For me, the suspense of ‘Pretty Baby’ lies in trying to unravel Willow’s past life and what precipitated the double murder she was implicated in. But it’s a challenging task when faced with distractions of Heidi’s present day life with her husband Chris and his constant travelling for work which comes with all sorts of distractions that Heidi tries not to be suspicious about.
As I wrote in my review of ‘The Good Girl’, I’m a solid fan of Kubica’s fast paced writing and her clever twisting of plots, time frames and situations. Here’s hoping that novel number three is on the way soon.
www.vigglestore.com |
‘The Luckiest Girl Alive’ by Jessica Knoll follows in the line of recent ‘Girl’ best sellers (Gone Girl, The Girl on the Train to name a couple) but don’t let that mislead you into thinking that you’ve already read all you’ve ever wanted to about girls with long shadows and dark secrets in their lives. Jessica Knoll is herself a former senior editor at Comsmopolitan and there are rumours that Reese Witherspoon has bought the film rights to the novel so there’s pedigree and form right there.
Ani is ‘The Luckiest Girl Alive’. She works for a fashion magazine and lives in Manhattan and came from humble but aspirational roots outside of the borough. Through sheer will, self discipline and perhaps a touch of a personality disorder, Ani has transformed herself from the Tiffani of her youth. Ani’s body has been chiselled to perfection at the gym and through an extreme diet. Her wardrobe is a study in single digit sized clothes that give her the style of a socialite with old money that she aspires to be. And she hasn’t got far to go in reaching her dream – a high society wedding to a ‘catch’ is only months away.
But Jessica Knoll obviously loves a challenge because Ani’s story isn’t just about living the dream with perfect hair, nails and wardrobe. Ani’s a little troubled and who she is now seems to be a response to a number of traumas she experienced at high school.
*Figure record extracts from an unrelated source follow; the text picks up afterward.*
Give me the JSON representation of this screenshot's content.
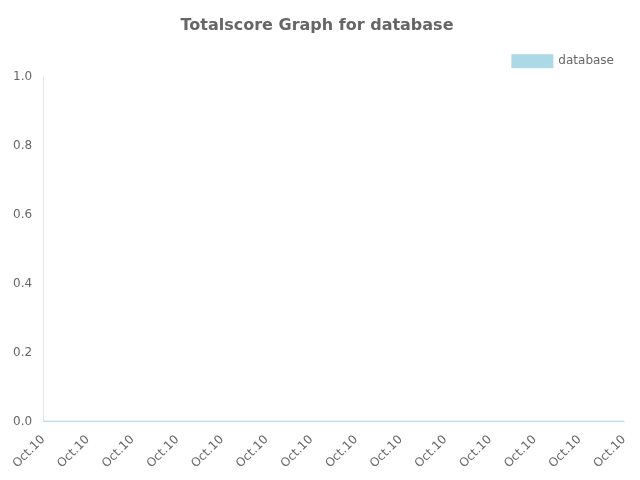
{
  "chart_data": {
    "type": "line",
    "title": "Totalscore Graph for database",
    "categories": [
      "Oct.10",
      "Oct.10",
      "Oct.10",
      "Oct.10",
      "Oct.10",
      "Oct.10",
      "Oct.10",
      "Oct.10",
      "Oct.10",
      "Oct.10",
      "Oct.10",
      "Oct.10",
      "Oct.10",
      "Oct.10"
    ],
    "series": [
      {
        "name": "database",
        "color": "#add8e6",
        "values": [
          0.0,
          0.0,
          0.0,
          0.0,
          0.0,
          0.0,
          0.0,
          0.0,
          0.0,
          0.0,
          0.0,
          0.0,
          0.0,
          0.0
        ]
      }
    ],
    "ylim": [
      0.0,
      1.0
    ],
    "yticks": [
      {
        "value": 0.0,
        "label": "0.0"
      },
      0.2,
      0.4,
      0.6,
      0.8,
      {
        "value": 1.0,
        "label": "1.0"
      }
    ],
    "grid": false,
    "legend": "upper right"
  }
}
Her gang rape is revealed fairly early in the novel but there’s also something else she survived that she is still trying to reconcile in her jumpy and at times bitterly cruel mind.
As hateful as Ani is (she delighted once in leaning on her green pen as she talked to a coworker standing at her desk so that the pen would inch across the desk and slowly stain that coworker’s white linen skirt), you find yourself continuing to read because of her. For all the hateful things she says and does, there are moments when she surprises you and stands up to defend the innocent or the underdog. You read on because you both want to read more of these moments but also to discover if Ani finally finds the resolution (or should that be revenge) she seeks in adult life after the traumas of her teenage years.
Reese has some excellent material in ‘The Luckiest Girl Alive’ with which to produce her next film with. I wonder who she will cast as Ani?